Karen snatched his copy of Fortune and stuffed it into the seat pocket.

Terence reached for the magazine, but he succeeded only in pulling out the letter that had been the bookmark in Karen’s book about the Irish princess. He opened it before she could snatch it back.

“I’d appreciate it if you wouldn’t mention that to anybody,” she said. “Especially Shane.”

“Why would I?”

“Well, you might not realize it was a secret. He doesn’t know. Listen, I need some help here. I’ve only been married six days, and I’m afraid I’ve ruined things already. Or I will have, when Shane finds out.”

“About the letter?”

She shook her head. “Something else.”

“Something else? What-no-don’t tell me. Doesn’t matter. You sound like my mother.”

“Your mother?”

“It’s the sort of thing she’d do. One year-I think I was nine or ten-they sent me off to camp for two weeks, and I had a pet hamster. I wasn’t allowed to have a messy cat or a smelly dog.” He did a passable imitation of his mother’s Tidewater Brahmin accent. “The only reason I had the hamster was that we’d had it in the classroom at school, and the teacher asked for a volunteer to take it home over the summer. So every day from camp I called home to ask about Chip, the hamster, and Mother always said he was fine. Was she feeding him? I’d ask. Giving him a little lettuce or a peanut? Oh, yes, all taken care of. So-two weeks later I get home from camp-”
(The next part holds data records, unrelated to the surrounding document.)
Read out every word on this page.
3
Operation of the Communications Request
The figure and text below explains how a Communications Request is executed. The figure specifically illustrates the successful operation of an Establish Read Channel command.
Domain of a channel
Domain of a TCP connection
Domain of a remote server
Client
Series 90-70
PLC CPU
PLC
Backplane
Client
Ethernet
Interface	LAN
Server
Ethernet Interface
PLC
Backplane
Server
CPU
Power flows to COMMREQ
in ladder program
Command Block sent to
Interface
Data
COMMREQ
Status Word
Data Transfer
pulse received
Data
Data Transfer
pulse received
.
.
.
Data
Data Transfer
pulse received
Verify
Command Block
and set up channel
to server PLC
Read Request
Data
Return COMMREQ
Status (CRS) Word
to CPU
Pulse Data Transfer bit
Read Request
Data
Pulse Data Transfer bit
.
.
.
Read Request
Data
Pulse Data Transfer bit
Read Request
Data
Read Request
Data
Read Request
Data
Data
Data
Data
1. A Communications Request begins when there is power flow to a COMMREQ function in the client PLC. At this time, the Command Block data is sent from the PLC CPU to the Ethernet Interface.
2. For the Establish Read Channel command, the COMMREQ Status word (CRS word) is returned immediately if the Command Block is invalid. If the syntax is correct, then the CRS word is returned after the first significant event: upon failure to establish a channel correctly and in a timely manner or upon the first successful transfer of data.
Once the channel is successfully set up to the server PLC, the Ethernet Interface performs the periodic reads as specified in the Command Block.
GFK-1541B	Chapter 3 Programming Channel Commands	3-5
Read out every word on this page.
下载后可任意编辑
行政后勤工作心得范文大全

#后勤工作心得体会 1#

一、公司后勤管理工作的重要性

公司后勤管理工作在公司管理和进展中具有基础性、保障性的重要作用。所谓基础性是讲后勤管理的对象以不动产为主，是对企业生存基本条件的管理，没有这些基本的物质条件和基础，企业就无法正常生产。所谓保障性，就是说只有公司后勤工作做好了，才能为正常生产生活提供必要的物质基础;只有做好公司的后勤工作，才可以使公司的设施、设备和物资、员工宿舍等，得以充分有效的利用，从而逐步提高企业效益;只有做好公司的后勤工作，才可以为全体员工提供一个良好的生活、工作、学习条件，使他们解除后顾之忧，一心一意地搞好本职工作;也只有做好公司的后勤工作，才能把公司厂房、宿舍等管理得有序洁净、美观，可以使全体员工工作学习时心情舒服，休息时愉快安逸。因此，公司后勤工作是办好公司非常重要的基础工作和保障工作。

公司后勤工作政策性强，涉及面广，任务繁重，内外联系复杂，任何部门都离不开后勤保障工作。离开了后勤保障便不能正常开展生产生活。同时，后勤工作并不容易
“And the hamster is dead?”

“Gone, anyway,” said Terence. “I don’t know if she let it go, gave it away, or forgot to feed it. Anyhow, it was gone. The cage was gone. Like it had never happened. And when I started to cry, she said, ‘I did it for your own good, dear. You really didn’t need any bad news to make you sad while you were at camp.’” He shrugged. “You know how that made me feel?”

Karen shook her head.

“Enraged, of course. But insulted, too. Who was she to decide what I was capable of handling? Who was she to lie to me and then expect me to be grateful?”

She studied him for a moment. This was the longest speech she’d ever heard Terence make. His voice shook with anger. “You’re still mad about that hamster after all these years, aren’t you?” she said.

He shrugged. “I don’t think about it.”

“But you wish she’d told you the truth, even if it hurt you at the time?”

“Look, don’t try to solve your problem based on a dead hamster. I don’t know what you did or how upset Shane would be about it, so my advice would be useless.”

Karen leaned over and whispered a few words into his ear.

Terence’s eyes widened. “You told him what? You’d never get away with that.”

“If he ever heard any different, it didn’t sink in. It’s what he wanted to hear.”

“Well, if it matters that much to him, I hope I’m not around when he finds out,” said Terence.

Karen, looking shaken, went back to her novel about the princess of Ireland. She didn’t notice Terence staring at the book cover, lost in thought.